A typical /24 network can be scanned scanned in less than 30 seconds. Rumble does this using a scanning engine built from scratch with exactly one purpose in mind. Careful selection of probes and port types enables Rumble to gather detailed information across the network almost instantly. Rumble can be tuned down for slower environments and ramped up to cover huge networks quickly. Sprawling, complex, and highly segmented networks are what Rumble was built for.
Rumble uses a handful of techniques to identify additional network interfaces across scanned assets, without credentials or access to a span port.
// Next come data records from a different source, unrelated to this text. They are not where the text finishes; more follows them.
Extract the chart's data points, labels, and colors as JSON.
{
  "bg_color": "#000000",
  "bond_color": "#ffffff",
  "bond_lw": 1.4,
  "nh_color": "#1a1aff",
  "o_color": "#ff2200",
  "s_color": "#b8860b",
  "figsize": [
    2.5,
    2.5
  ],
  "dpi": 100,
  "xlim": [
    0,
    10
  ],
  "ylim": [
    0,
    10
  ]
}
This allows for detection of security pivot points and better recognition of misconfigured and otherwise exposed hosts. Rumble scans can identify systems that are connected through a VPN, running virtualization software, and bridging network segments.
Rumble can obtain MAC addresses from devices outside of the local network, without credentials, across a wide range of systems. This detection is combined with our research into MAC fingerprinting and age detection to provide insights into systems that are difficult to obtain otherwise.
Rumble tries to pull system names out of a multitude of services. This allows inventories to show not just the NetBIOS or reverse DNS name for an asset, but also a list of any web sites being hosted, and often additional information about a device, such as the service tag or serial number. Domain names are automatically obtained from a number of services and by parsing out identified hostnames.
Rumble was created with the goal of building the best network discovery platform through continuous research. The highlights above cover some of the work that has been done so far, but we have still have a long way to go. You can hear details of some of our discovery techniques at the upcoming InfoSec Southwest 2019 security conference in Austin, Texas. In the meantime, kick the tires on the beta and let us know what we got wrong (or right!).